My wife has decided to devote her waking hours to growing houseplant­s. She pots, prunes, repots, trims, binds; roots are cleaned, leaves washed, seeds planted, soil fertilised; there’s a constant transferri­ng from small pot to medium pot to large pot; alongside the compost are bottles full of enzyme that we’re in fear of mistaking for a soft drink and draining at our peril.
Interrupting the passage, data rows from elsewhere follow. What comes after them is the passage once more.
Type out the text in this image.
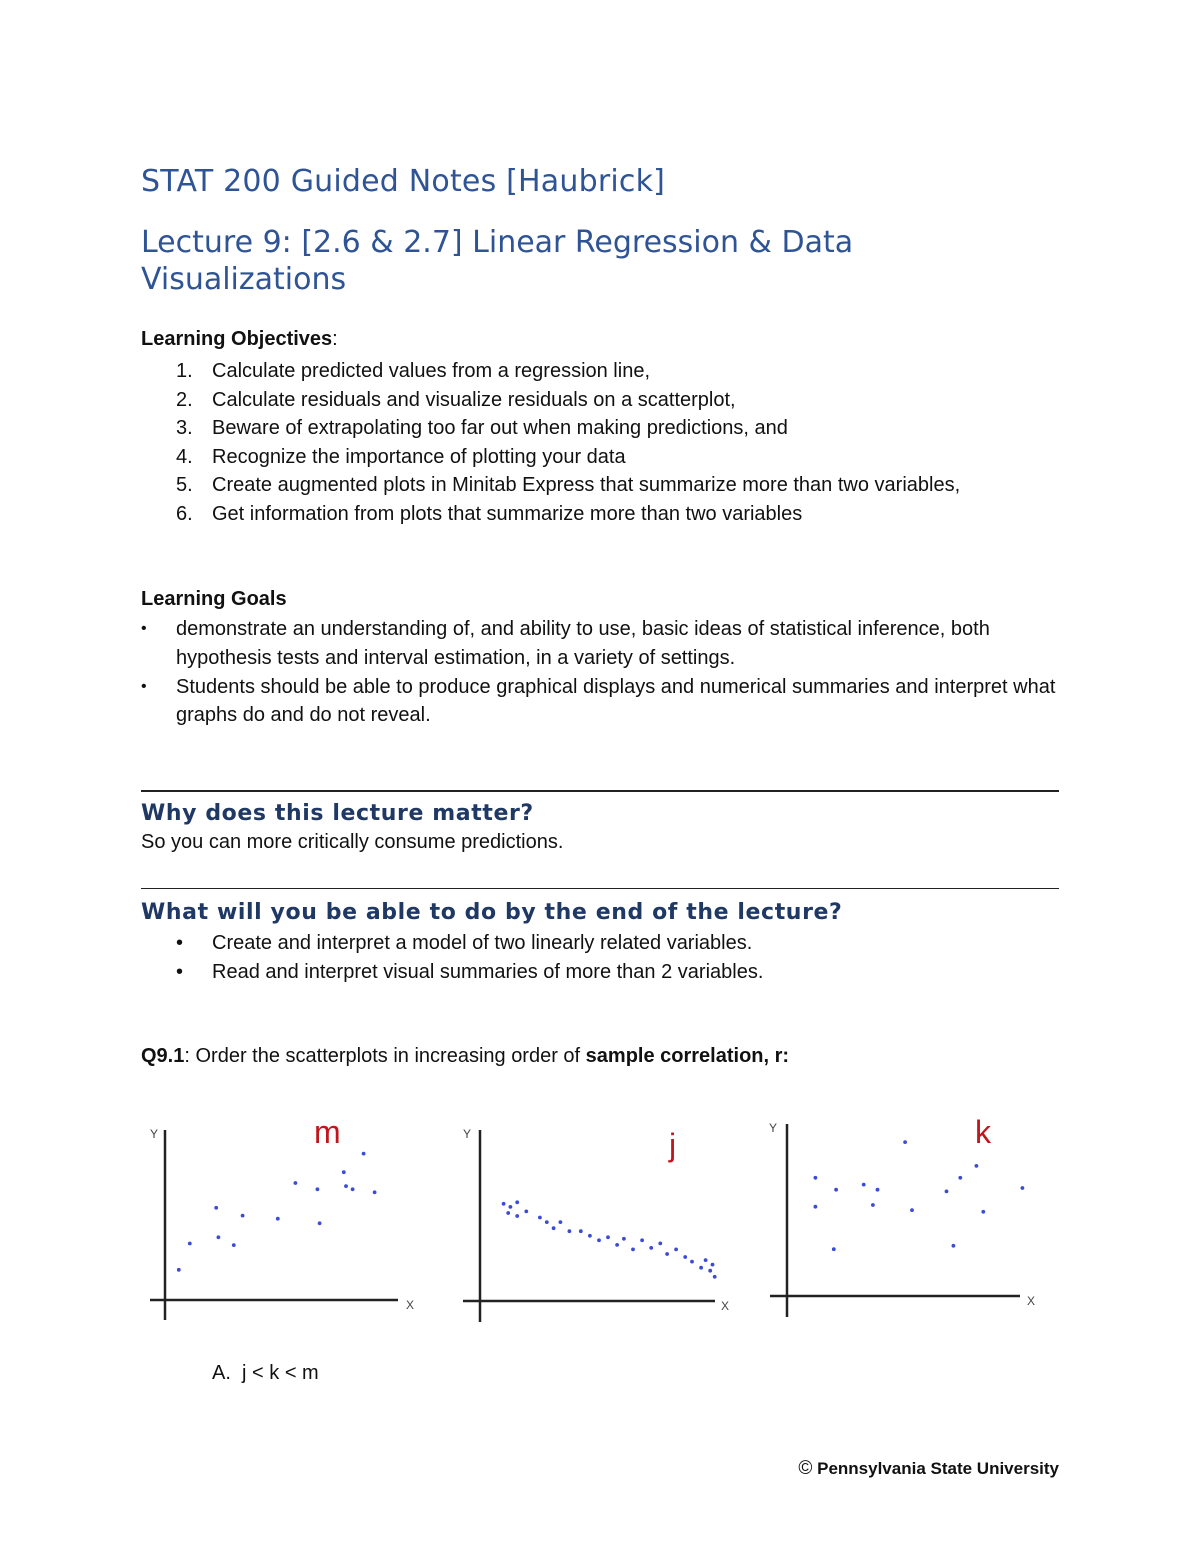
STAT 200 Guided Notes [Haubrick]
Lecture 9: [2.6 & 2.7] Linear Regression & Data Visualizations
Learning Objectives:
1. Calculate predicted values from a regression line,
2. Calculate residuals and visualize residuals on a scatterplot,
3. Beware of extrapolating too far out when making predictions, and
4. Recognize the importance of plotting your data
5. Create augmented plots in Minitab Express that summarize more than two variables,
6. Get information from plots that summarize more than two variables
Learning Goals
• demonstrate an understanding of, and ability to use, basic ideas of statistical inference, both hypothesis tests and interval estimation, in a variety of settings.
• Students should be able to produce graphical displays and numerical summaries and interpret what graphs do and do not reveal.
Why does this lecture matter?
So you can more critically consume predictions.
What will you be able to do by the end of the lecture?
• Create and interpret a model of two linearly related variables.
• Read and interpret visual summaries of more than 2 variables.
Q9.1: Order the scatterplots in increasing order of sample correlation, r:
Y
X
m	Y
X
j	Y
X
k
A. j < k < m
© Pennsylvania State University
It wouldn’t matter if she confined her activity to the part of the house where you’re supposed to keep plants, but there are allegedly edible stems and leaves occupying pots and pans in the kitchen, flowers in various stages of decay in the living room, microgreen­s in the dining room, and oxygenprod­ucing plants in the bedrooms. You can’t walk around without tripping over gardening parapherna­lia on the floor. It’s spring, so everything is in leaf and flower, making it impossible to impose a lockdown and throw it all away.

When this is past, everyone says, we must remember the cleaner air, the bluer sky, the birdsong, the empty roads on which we take the dog for walks without fear of being run over. Yet, when the cook summoned me to the kitchen to point to the sahib next door scrubbing floors, I took vicarious pleasure in creating my own memories. The surreptiti­ously shot video will go a long way in easing the inevitable, eventual strain of traffic jams.